First off, have you tried applying for DS jobs yet? What were the results? As others have alluded to, a bootcamp is not a mandatory prerequisite for a DS job, and is no substitute for on-the-job experience. If you're finding that you can generally get callbacks from recruiters/hiring managers based on the strength of your current resume (or have friends in the industry who can give you referrals), then you probably ought to just keep up with that approach. You can refine your resume and interviewing technique based on the parts of the interview process you struggle most with, and eventually the pseudorandom number generator that is interviewing will work out for you.
If you're submitting your resume to lots of companies and never hearing anything back, then a bootcamp might make sense. My general advice for a bootcamp is to look for one that meets your needs and has incentives aligned with yours. In general I think that is probably a better way to choose a bootcamp than trying to figure out which ones employers respect the most. There's no one right answer to that question, and honestly that answer can change over time: you can see in some of the other comments that it looks like the Insight fellowship has changed significantly in response to the pandemic, and I know that the bootcamp I did changed fairly substantially in the years after my cohort. IMO none of the existing bootcamps have the history or pedigree at this point for their name to mean a whole lot on its own.

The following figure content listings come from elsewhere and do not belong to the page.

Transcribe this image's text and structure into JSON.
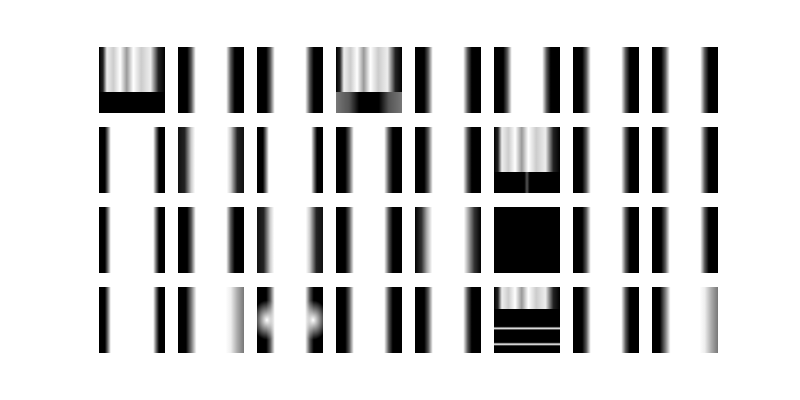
{
  "grid": {
    "rows": 4,
    "cols": 8,
    "palette": [
      "#000000",
      "#ffffff"
    ]
  },
  "tiles": [
    "bright-top-dark-bottom",
    "twin-bars",
    "twin-bars",
    "bright-top-dark-notch",
    "twin-bars",
    "twin-bars",
    "twin-bars",
    "twin-bars",
    "twin-bars-thin",
    "twin-bars-soft",
    "twin-bars-thin",
    "twin-bars",
    "twin-bars",
    "bright-top-dark-bottom-split",
    "twin-bars",
    "twin-bars",
    "twin-bars-thin",
    "twin-bars",
    "twin-bars-soft",
    "twin-bars",
    "twin-bars-fade",
    "solid-black",
    "twin-bars",
    "twin-bars",
    "twin-bars-thin",
    "twin-bars-soft-right",
    "bow-tie-bars",
    "twin-bars",
    "twin-bars",
    "bright-top-striped-bottom",
    "twin-bars",
    "twin-bars-soft-right"
  ]
}
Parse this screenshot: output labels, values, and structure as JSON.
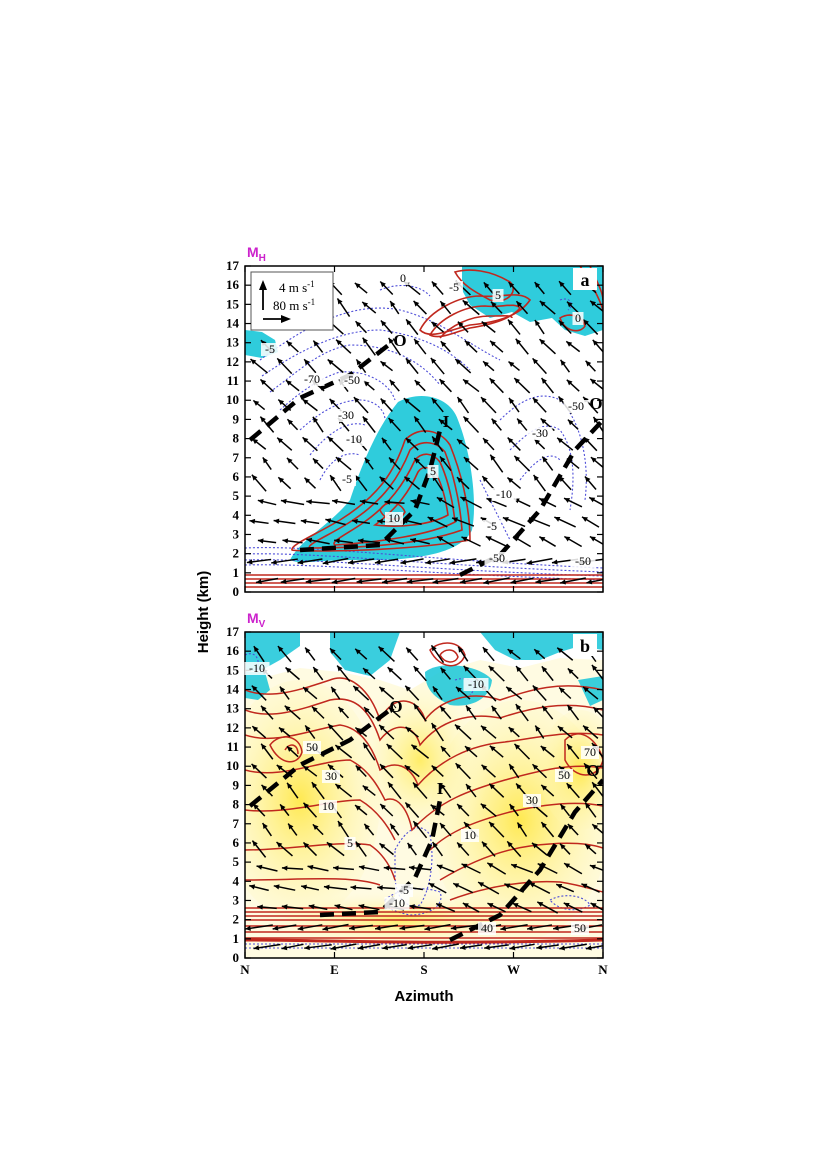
{
  "chart_data": [
    {
      "type": "contour",
      "panel": "a",
      "panel_title": "M",
      "panel_title_sub": "H",
      "x_tick_labels": [
        "N",
        "E",
        "S",
        "W",
        "N"
      ],
      "y_tick_labels": [
        "0",
        "1",
        "2",
        "3",
        "4",
        "5",
        "6",
        "7",
        "8",
        "9",
        "10",
        "11",
        "12",
        "13",
        "14",
        "15",
        "16",
        "17"
      ],
      "ylim": [
        0,
        17
      ],
      "ylabel": "Height (km)",
      "legend": {
        "vertical_ref_label": "4 m s",
        "vertical_ref_exp": "-1",
        "horizontal_ref_label": "80 m s",
        "horizontal_ref_exp": "-1",
        "placement": "top-left"
      },
      "contour_labels": [
        "0",
        "-5",
        "5",
        "0",
        "-5",
        "-70",
        "-50",
        "-30",
        "-10",
        "-50",
        "-30",
        "-5",
        "10",
        "5",
        "-10",
        "-5",
        "-50",
        "-50"
      ],
      "line_markers": [
        "O",
        "O",
        "I"
      ],
      "fill_colors": {
        "negative": "#18c6d8",
        "positive": "#ffee66"
      },
      "line_colors": {
        "positive": "#c0281e",
        "negative": "#4e4ed8",
        "reference": "#000000"
      }
    },
    {
      "type": "contour",
      "panel": "b",
      "panel_title": "M",
      "panel_title_sub": "V",
      "x_tick_labels": [
        "N",
        "E",
        "S",
        "W",
        "N"
      ],
      "y_tick_labels": [
        "0",
        "1",
        "2",
        "3",
        "4",
        "5",
        "6",
        "7",
        "8",
        "9",
        "10",
        "11",
        "12",
        "13",
        "14",
        "15",
        "16",
        "17"
      ],
      "ylim": [
        0,
        17
      ],
      "xlabel": "Azimuth",
      "contour_labels": [
        "-10",
        "-10",
        "50",
        "30",
        "10",
        "5",
        "-5",
        "-10",
        "10",
        "30",
        "50",
        "70",
        "40",
        "50"
      ],
      "line_markers": [
        "O",
        "O",
        "I"
      ],
      "fill_colors": {
        "negative": "#18c6d8",
        "positive": "#ffee66"
      },
      "line_colors": {
        "positive": "#c0281e",
        "negative": "#4e4ed8",
        "reference": "#000000"
      }
    }
  ],
  "ylabel_shared": "Height (km)",
  "xlabel_shared": "Azimuth"
}
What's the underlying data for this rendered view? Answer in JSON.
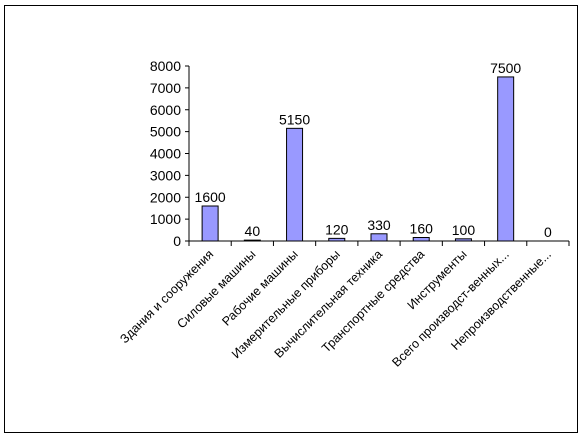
{
  "chart_data": {
    "type": "bar",
    "title": "",
    "xlabel": "",
    "ylabel": "",
    "ylim": [
      0,
      8000
    ],
    "yticks": [
      0,
      1000,
      2000,
      3000,
      4000,
      5000,
      6000,
      7000,
      8000
    ],
    "grid": false,
    "legend": "none",
    "categories": [
      "Здания и сооружения",
      "Силовые машины",
      "Рабочие машины",
      "Измерительные приборы",
      "Вычислительная техника",
      "Транспортные средства",
      "Инструменты",
      "Всего производст-венных...",
      "Непроизводственные..."
    ],
    "series": [
      {
        "values": [
          1600,
          40,
          5150,
          120,
          330,
          160,
          100,
          7500,
          0
        ],
        "labels": [
          "1600",
          "40",
          "5150",
          "120",
          "330",
          "160",
          "100",
          "7500",
          "0"
        ],
        "color": "#9999ff"
      }
    ]
  }
}
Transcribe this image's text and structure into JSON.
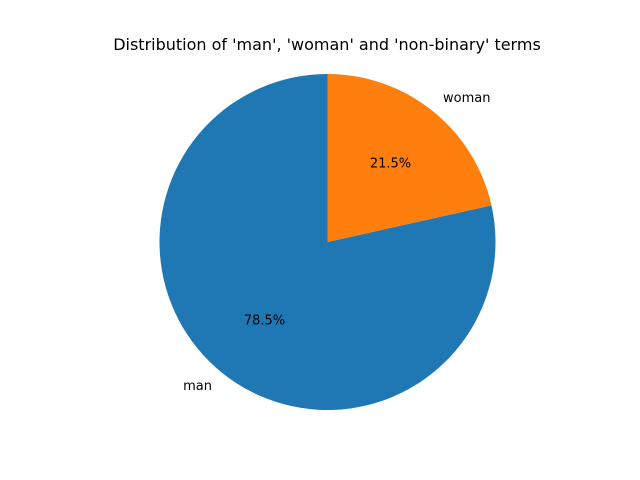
{
  "chart_data": {
    "type": "pie",
    "title": "Distribution of 'man', 'woman' and 'non-binary' terms",
    "categories": [
      "man",
      "woman"
    ],
    "values": [
      78.5,
      21.5
    ],
    "percent_labels": [
      "78.5%",
      "21.5%"
    ],
    "colors": [
      "#1f77b4",
      "#ff7f0e"
    ],
    "start_angle_deg": 90,
    "direction": "counterclockwise",
    "legend": false
  }
}
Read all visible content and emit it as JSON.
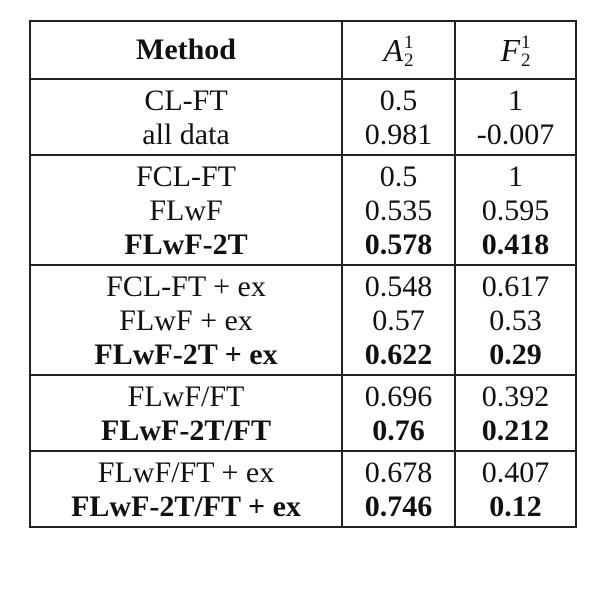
{
  "table": {
    "header": {
      "method": "Method",
      "a_symbol": "A",
      "f_symbol": "F",
      "superscript": "1",
      "subscript": "2"
    },
    "groups": [
      {
        "rows": [
          {
            "method": "CL-FT",
            "a": "0.5",
            "f": "1",
            "bold": false
          },
          {
            "method": "all data",
            "a": "0.981",
            "f": "-0.007",
            "bold": false
          }
        ]
      },
      {
        "rows": [
          {
            "method": "FCL-FT",
            "a": "0.5",
            "f": "1",
            "bold": false
          },
          {
            "method": "FLwF",
            "a": "0.535",
            "f": "0.595",
            "bold": false
          },
          {
            "method": "FLwF-2T",
            "a": "0.578",
            "f": "0.418",
            "bold": true
          }
        ]
      },
      {
        "rows": [
          {
            "method": "FCL-FT + ex",
            "a": "0.548",
            "f": "0.617",
            "bold": false
          },
          {
            "method": "FLwF + ex",
            "a": "0.57",
            "f": "0.53",
            "bold": false
          },
          {
            "method": "FLwF-2T + ex",
            "a": "0.622",
            "f": "0.29",
            "bold": true
          }
        ]
      },
      {
        "rows": [
          {
            "method": "FLwF/FT",
            "a": "0.696",
            "f": "0.392",
            "bold": false
          },
          {
            "method": "FLwF-2T/FT",
            "a": "0.76",
            "f": "0.212",
            "bold": true
          }
        ]
      },
      {
        "rows": [
          {
            "method": "FLwF/FT + ex",
            "a": "0.678",
            "f": "0.407",
            "bold": false
          },
          {
            "method": "FLwF-2T/FT + ex",
            "a": "0.746",
            "f": "0.12",
            "bold": true
          }
        ]
      }
    ]
  }
}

Generally in my experience bootcamps tend to be split into two groups: 6-8 week project-based ones, mostly focused on polishing candidates that are already close to being ready to get DS jobs; and 3-6 month training-focused ones, designed to upskill people who have a minimum baseline set of skills but are not particularly close to being competitive DS candidates. If you have already been doing some reading on the side and mostly need an introduction to hiring companies (and maybe a project to talk about), shorter fellowships make more sense. If you think you need more training in core DS concepts, then a longer program may be better. Prefer programs that only make money when you get a job (either via as your recruiter or via an income share) versus programs that charge an upfront tuition, although note that the former tend to be harder to get into and may actually exclude you from some jobs immediately after graduation (if they work as your recruiters, large companies with their own recruiting arms may not be willing to pay the extra recruiter fees).
Finally, if you're in a bootcamp, make sure that you're doing something to differentiate you from your peers. The first time I saw a bootcamp candidate talk about their model to find ideal jogging routes based on RunKeeper data hosted in a Flask app using the Google Maps API it was super impressive; the third time I saw a candidate present this same basic project was much less so — it was obvious that to save time all the bootcamp participants had been taught the same basic stack and given a lot of hints for what kinds of projects they could do.